IRVINGTON, NJ — The old Servicemen’s Clubhouse on Springfield Avenue across from Civic Square is gone.
The clubhouse, which had been used as recently as Memorial Day on Monday, May 29, has been demolished to make way for the new Taco Bell restaurant that a developer paid the township $800,000 for permission to build, according to Mayor Tony Vauss.
“It’s gone,” Ed Kaiser, a longtime township resident, said Thursday, June 22. “They tore it down last week on Sunday, while everyone in town was busy doing something else. It was literally there one day and gone the next.”
Attempts to determine from local officials when construction on the new Taco Bell restaurant will begin were not successful by press time this week.

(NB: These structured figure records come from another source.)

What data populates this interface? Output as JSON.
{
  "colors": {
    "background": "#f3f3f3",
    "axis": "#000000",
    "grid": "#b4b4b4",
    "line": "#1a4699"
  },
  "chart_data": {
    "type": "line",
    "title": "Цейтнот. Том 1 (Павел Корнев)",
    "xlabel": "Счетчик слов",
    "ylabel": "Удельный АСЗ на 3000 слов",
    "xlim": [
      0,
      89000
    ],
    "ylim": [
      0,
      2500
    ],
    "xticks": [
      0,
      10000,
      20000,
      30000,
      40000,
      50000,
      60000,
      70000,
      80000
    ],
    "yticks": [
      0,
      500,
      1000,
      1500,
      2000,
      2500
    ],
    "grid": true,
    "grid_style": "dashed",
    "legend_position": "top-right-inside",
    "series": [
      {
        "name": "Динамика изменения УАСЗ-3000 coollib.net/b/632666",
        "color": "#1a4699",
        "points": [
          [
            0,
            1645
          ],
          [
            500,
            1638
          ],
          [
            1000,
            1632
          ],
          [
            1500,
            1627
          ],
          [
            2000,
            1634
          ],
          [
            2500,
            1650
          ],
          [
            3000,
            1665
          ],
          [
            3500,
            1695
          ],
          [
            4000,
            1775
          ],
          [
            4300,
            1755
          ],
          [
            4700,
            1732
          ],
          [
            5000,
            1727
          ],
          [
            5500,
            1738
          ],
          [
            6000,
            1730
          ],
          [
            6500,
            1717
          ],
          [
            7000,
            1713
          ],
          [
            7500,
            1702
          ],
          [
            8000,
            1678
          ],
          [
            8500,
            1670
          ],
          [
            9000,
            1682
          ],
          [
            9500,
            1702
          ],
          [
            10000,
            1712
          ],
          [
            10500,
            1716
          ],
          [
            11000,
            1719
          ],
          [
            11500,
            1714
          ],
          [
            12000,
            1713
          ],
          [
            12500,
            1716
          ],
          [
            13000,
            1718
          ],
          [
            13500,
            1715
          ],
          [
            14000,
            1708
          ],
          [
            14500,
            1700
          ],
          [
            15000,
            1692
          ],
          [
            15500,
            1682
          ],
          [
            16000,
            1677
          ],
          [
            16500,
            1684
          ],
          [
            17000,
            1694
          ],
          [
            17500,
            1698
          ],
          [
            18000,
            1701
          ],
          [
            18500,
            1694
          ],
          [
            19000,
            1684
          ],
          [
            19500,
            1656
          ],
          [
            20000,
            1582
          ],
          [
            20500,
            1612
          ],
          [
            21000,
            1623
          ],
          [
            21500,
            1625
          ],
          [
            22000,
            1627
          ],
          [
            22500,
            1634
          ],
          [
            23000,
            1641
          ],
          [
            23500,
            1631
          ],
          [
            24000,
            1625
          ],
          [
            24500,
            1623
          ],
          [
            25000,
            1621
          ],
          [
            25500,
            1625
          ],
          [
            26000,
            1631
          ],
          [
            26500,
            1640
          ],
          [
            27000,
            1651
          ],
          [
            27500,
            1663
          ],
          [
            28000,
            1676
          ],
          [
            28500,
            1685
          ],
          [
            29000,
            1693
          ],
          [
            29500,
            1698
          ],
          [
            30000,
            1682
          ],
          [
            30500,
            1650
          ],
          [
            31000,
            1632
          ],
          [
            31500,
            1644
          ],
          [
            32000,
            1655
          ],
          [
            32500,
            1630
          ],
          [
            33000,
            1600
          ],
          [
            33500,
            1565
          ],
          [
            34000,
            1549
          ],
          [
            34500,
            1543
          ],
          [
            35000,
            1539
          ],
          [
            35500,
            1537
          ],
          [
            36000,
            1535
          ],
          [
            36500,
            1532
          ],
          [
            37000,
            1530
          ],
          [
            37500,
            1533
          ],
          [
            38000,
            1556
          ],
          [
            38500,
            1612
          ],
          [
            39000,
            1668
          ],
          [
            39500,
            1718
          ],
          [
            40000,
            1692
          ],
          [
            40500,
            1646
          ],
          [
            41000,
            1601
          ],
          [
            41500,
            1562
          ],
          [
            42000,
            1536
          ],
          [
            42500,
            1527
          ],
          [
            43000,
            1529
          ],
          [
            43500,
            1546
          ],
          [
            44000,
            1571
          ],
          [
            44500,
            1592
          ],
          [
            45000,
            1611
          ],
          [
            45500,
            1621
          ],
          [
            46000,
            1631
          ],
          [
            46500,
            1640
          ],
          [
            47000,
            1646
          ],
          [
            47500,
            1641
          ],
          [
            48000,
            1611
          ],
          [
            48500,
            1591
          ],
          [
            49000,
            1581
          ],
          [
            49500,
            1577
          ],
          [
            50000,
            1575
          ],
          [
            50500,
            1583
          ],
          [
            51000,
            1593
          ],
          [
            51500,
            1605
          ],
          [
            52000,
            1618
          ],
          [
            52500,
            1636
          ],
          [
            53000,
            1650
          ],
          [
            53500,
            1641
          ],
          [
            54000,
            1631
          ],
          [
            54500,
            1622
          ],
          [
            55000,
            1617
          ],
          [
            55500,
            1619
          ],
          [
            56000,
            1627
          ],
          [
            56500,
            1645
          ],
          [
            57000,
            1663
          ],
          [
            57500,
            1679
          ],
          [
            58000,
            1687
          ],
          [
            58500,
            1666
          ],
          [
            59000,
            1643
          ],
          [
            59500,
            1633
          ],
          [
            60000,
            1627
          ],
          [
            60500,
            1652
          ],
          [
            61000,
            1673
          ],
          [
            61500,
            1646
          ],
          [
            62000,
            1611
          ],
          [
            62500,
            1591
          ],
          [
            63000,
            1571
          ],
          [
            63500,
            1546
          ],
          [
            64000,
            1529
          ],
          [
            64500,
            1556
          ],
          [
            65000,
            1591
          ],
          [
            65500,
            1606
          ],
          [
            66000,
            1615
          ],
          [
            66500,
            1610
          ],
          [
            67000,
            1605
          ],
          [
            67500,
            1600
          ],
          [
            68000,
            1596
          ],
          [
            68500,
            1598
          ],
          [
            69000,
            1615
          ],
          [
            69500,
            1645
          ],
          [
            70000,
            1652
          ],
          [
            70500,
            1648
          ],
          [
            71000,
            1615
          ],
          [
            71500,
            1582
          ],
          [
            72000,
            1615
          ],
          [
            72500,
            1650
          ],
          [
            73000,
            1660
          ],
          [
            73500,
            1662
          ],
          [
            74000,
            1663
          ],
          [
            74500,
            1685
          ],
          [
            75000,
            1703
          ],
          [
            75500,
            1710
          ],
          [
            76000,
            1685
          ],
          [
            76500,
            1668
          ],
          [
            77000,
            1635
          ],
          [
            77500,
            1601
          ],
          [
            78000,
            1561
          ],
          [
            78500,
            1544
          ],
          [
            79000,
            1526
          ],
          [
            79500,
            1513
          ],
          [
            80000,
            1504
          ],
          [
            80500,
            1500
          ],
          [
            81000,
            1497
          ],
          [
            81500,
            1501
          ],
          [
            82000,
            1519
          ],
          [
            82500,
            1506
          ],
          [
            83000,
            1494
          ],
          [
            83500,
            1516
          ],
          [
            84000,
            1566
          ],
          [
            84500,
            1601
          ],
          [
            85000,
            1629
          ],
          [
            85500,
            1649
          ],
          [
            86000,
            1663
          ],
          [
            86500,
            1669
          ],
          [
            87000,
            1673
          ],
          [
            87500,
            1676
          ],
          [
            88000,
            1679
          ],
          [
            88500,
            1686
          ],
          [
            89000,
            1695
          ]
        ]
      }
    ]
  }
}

“The Servicemen’s Club was not being utilized in the best fashion that it should have been utilized,” Camptown VFW Post 1941 Senior Vice Commander William Powell said Saturday, May 13, during a Mother’s Day breakfast event.
Powell and former Camptown VFW Post Commander Lewis Johnson said their goal is to pass their skills on younger generations and individuals or groups in the community that could benefit from them. He said he doesn’t “want to die with them.”
“Each one teach one,” said Powell. “We’re all born teachers, so we’ve got to give back.”
“It’s a shame that we’re going to lose the facility, but we tried to take steps to stop the procedures that were going on,” Johnson said Sept. 3, 2016, after Brenda Jenkins of the Volunteer Network for Veterans group tried to mount a last-ditch effort to save the old building with a failed attempt to have it designated a historical site. “What happened was, there were a lot of things that were not in play. We met with Brenda, so we went out there in support of her. The main thing is they couldn’t prove that the building was historical and, because they couldn’t prove that land and site were historical, they couldn’t stop the deal.”
Jenkins could not be reached for comment about the Servicemen’s Clubhouse demolition by press time this week.